Berlinale 11: TRUE GRIT

'True Grit' © Universal Pictures International (Schweiz) GmbH

Es sei nicht beabsichtigt gewesen, einen Western zu drehen, sagte Joel Coen anlässlich der Pressekonferenz zur Eröffnungsvorstellung des Films True Grit. Sie hätten lediglich ein Buch verfilmt, dessen Geschichte halt in Arkansas in den 1870er Jahren spiele, und das sei halt nun zwangsläufig im „Wilden Westen“. Aber ihr Film sei eigentlich ein „Western aus Zufall“. Absicht oder Zufall – der Film der Coen Brüder IST ein Western. Und was für einer. Zusammen mit ihrem Stamm-Kameramann Roger Deakins haben sie (wiedermal) ein Werk geschaffen, in dem jedes Bild episch ist, jede Textzeile sitzt und in dem die Figuren echte Charaktere sind. Und dass Jeff Bridges locker den übermächtigen Western-Helden John Wayne vergessen spielt, war zu erwarten – da hätte es nicht die mantragleichen Bemühungen der Coens gebraucht, sich vom gleichnamigen Film von 1969 zu distanzieren.
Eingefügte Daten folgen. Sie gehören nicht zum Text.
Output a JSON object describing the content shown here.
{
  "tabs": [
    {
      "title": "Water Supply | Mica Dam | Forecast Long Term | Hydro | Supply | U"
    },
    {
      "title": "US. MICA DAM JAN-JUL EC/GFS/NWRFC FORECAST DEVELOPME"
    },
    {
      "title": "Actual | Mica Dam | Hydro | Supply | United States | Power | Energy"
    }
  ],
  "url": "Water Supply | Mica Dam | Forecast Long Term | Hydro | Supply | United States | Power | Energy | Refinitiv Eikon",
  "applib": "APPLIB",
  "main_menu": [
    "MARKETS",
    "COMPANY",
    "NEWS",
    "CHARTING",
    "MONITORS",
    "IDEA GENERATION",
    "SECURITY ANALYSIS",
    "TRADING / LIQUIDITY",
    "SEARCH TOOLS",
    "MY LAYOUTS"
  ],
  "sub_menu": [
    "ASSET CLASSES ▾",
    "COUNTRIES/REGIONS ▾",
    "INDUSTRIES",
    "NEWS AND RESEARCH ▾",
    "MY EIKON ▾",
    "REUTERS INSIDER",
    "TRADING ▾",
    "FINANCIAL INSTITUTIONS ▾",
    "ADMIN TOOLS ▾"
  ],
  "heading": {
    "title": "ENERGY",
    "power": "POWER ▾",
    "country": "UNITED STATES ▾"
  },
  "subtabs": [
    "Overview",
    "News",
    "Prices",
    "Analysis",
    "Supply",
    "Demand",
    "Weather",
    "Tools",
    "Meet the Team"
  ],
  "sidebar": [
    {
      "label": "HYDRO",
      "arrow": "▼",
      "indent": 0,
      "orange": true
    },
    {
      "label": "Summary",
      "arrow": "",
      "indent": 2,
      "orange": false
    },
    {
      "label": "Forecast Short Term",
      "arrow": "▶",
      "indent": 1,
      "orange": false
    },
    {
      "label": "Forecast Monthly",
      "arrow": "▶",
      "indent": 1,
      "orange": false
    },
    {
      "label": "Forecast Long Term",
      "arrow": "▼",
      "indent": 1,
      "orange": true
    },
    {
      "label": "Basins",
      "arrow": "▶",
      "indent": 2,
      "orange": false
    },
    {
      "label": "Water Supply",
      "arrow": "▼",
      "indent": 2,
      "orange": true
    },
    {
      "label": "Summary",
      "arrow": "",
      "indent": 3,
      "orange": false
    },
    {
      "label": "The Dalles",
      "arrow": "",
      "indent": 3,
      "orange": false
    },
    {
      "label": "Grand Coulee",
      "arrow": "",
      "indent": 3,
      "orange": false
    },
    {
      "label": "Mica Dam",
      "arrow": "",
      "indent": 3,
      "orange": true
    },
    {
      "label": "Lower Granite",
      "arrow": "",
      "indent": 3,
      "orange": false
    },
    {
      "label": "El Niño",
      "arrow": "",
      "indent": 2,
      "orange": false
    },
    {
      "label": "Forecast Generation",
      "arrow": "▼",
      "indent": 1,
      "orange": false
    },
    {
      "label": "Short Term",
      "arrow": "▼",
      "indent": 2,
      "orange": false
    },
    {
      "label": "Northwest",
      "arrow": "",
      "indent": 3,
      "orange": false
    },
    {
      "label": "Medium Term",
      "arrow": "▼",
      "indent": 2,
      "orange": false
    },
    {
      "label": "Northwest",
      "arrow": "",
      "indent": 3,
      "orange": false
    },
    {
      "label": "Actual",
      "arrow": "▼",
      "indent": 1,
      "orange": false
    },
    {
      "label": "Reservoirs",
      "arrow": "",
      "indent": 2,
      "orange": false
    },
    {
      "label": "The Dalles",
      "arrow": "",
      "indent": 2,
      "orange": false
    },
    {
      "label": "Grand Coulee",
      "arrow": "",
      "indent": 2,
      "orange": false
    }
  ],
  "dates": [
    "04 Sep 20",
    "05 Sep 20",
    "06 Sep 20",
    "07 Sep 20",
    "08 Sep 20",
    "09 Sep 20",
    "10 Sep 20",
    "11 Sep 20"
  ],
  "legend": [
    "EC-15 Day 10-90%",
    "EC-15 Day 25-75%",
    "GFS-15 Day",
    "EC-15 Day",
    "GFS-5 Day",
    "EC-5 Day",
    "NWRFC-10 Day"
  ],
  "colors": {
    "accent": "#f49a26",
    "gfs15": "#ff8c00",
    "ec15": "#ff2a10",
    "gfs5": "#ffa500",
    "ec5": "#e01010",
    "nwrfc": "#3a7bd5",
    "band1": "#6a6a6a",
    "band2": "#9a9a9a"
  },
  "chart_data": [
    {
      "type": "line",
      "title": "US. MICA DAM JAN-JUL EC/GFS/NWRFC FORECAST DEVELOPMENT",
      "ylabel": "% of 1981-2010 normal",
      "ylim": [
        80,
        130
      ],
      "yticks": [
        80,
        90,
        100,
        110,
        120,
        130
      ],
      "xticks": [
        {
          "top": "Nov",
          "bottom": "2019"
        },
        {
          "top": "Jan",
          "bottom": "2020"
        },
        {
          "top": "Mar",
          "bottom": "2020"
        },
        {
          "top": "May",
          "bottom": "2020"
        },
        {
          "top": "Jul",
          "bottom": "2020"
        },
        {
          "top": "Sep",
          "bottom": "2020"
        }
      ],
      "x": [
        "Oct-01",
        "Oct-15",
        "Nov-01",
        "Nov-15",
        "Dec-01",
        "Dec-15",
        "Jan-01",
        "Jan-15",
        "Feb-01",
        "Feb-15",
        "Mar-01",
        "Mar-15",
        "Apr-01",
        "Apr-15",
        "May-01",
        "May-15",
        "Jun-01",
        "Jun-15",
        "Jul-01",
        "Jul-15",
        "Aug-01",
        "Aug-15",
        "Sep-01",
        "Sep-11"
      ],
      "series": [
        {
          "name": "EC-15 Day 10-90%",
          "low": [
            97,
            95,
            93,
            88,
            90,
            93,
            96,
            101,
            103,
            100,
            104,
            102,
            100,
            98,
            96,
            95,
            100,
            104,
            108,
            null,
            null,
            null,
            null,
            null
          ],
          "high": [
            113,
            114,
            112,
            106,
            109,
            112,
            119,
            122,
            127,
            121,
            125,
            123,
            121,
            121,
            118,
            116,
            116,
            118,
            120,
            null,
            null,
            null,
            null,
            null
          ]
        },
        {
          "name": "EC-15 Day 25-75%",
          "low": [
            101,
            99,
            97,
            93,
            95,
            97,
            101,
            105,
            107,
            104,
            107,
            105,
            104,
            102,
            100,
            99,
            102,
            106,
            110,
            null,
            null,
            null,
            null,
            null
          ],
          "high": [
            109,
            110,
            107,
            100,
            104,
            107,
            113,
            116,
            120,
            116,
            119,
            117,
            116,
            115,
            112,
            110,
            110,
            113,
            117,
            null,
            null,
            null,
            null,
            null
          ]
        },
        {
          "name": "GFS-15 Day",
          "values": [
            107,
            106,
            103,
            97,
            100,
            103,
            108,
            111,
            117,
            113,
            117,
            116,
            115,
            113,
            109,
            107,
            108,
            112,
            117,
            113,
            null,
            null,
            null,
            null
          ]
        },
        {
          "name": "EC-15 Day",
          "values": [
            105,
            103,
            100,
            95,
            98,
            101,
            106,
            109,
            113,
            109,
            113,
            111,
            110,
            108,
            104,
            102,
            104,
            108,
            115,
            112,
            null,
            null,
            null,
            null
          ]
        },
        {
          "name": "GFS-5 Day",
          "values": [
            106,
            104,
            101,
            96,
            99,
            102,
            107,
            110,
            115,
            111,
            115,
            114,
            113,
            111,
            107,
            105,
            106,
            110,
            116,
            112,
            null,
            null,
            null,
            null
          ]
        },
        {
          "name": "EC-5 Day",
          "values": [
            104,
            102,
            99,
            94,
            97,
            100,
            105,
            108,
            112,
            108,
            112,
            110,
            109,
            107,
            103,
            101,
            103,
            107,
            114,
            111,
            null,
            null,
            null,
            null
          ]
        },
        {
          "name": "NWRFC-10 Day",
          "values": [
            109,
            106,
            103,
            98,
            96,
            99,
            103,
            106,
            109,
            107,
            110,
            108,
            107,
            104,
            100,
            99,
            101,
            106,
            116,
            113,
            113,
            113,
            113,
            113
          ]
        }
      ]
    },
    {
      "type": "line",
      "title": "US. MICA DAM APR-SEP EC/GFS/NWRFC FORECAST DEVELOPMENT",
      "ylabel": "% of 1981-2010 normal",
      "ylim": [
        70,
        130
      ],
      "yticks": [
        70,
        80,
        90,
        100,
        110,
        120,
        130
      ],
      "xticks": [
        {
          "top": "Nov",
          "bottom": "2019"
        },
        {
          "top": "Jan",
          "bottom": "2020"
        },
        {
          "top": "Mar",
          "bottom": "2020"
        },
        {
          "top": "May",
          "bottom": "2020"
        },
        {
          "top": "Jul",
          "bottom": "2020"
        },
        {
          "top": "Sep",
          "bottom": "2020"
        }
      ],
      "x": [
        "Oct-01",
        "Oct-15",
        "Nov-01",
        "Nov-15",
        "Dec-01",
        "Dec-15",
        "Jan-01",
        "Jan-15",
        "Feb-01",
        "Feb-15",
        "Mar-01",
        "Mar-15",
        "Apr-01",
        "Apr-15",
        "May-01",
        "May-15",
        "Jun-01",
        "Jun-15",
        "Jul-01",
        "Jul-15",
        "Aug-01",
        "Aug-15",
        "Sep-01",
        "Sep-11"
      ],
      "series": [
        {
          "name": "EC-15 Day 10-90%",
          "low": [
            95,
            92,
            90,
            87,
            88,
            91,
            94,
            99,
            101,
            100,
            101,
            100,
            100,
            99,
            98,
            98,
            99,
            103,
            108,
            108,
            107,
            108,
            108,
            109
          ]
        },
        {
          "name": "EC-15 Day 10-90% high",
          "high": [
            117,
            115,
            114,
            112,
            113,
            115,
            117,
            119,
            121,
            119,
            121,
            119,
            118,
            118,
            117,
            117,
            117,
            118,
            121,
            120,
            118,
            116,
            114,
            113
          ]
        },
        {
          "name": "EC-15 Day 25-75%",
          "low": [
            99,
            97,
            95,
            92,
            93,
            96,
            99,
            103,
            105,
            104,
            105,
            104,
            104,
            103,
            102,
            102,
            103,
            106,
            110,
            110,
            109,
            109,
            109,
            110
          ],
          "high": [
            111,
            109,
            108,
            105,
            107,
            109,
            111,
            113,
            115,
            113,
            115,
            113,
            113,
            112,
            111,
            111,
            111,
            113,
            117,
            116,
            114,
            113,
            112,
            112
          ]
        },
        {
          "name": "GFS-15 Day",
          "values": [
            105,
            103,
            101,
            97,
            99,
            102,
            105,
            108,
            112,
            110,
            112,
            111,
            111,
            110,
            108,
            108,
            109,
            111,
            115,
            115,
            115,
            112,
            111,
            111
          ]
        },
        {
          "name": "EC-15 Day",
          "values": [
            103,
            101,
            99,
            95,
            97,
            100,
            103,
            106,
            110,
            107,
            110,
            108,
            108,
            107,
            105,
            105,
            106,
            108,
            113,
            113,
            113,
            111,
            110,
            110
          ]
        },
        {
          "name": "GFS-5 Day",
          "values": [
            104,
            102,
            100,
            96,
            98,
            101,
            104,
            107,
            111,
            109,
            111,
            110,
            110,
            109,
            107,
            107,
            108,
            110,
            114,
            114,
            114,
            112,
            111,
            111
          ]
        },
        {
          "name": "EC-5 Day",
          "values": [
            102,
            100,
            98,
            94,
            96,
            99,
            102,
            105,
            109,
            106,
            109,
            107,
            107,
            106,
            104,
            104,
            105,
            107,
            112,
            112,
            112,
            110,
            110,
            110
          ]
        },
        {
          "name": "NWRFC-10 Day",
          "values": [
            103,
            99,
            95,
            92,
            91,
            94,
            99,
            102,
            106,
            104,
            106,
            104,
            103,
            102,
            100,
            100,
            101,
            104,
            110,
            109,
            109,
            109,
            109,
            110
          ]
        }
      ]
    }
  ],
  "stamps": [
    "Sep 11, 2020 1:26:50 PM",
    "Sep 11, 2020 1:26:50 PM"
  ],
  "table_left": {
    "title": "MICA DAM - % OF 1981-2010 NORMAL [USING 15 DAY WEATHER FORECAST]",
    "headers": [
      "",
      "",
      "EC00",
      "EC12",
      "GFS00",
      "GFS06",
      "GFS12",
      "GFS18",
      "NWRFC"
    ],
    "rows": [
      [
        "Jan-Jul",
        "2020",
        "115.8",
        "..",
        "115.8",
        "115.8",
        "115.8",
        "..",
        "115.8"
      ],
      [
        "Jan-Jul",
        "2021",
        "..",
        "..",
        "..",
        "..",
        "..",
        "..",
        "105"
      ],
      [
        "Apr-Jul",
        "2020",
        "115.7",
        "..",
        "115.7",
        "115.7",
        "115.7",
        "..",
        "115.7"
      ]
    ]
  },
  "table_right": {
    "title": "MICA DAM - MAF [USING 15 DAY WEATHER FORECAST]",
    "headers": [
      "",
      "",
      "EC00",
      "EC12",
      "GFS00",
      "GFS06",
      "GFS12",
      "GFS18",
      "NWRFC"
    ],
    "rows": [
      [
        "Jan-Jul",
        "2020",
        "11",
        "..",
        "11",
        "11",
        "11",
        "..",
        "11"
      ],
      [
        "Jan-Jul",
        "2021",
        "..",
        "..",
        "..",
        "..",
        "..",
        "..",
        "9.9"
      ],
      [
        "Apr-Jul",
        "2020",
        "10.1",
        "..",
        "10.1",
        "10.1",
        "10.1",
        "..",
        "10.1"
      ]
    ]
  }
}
Sie hätten den Film nie geschaut und kaum gekannt, betonten die Brüder – Vorlage sei lediglich der Roman (Charles Portis, 1968) gewesen. Man mag dies glauben oder nicht (einige Bilder und ganze Szenen sind verdächtig dem Vorgänger ähnlich);

aber was Joel und Ethan Coen hier gedreht haben, ist tatsächlich ein ganz anderer Film. Ein echter Coen halt. Mit Antihelden, skurrilen Gestalten wie etwa einem umherziehenden (weissen) Mediziner im Bärenfell, mit spärlich eingesetzter Komik und lakonischen Momenten, die dann doch Lachstürme zu produzieren vermögen. Gerahmt wird der Film von den Erzählungen einer Frau, die sich 25 Jahre später an die Vorkommnisse erinnert. Die damals 14jährige Nettie (Hailee Steinfeld) möchte gerne den Mörder ihres Vaters finden und bestrafen. Nicht aus übermässigen Rachegelüsten, sondern der Buchhaltung wegen, der die Neunmalkluge sich verpflichtet fühlt. Ein Verbrechen muss gesühnt werden, sonst geht die Rechnung nicht auf. Dazu sucht sie sich den todsichersten Helfer aus: Marshall Rooster Cogburn (Jeff Bridges), der wenig vom offiziellen Recht und viel von Selbstjustiz hält. Der dritte im Bund ist ein clownesker, dauerquasselnder Texasranger (Matt Damon). Richtig heldenhaft ist keiner der drei und ihr Weg durch das Indianergebiet ist mehr eine Folge von Missgeschicken, Streitereien und schrägen Begegnungen als eine heldenhafte Tour in Richtung Gerechtigkeit. Was dann ganz am Ende wirklich gesiegt hat – 25 Jahre später – ist… eigentlich gar nichts ausser der Gewissheit Netties, eine von vielen Rechnungen in ihrem Leben beglichen zu haben. Und die Westerngeschichte von True Grit wird zur marginalen Episode im Leben einer Buchhalterin, die nie geheiratet hat und auch die (Anti-)helden von damals nie wiedergesehen hat. Ein neuerlicher Geniestreich der etwas verrückten Brüder: True Grit ist tatsächlich gleichzeitig grosses Westernepos und die komplette Demontage des Genres in einem.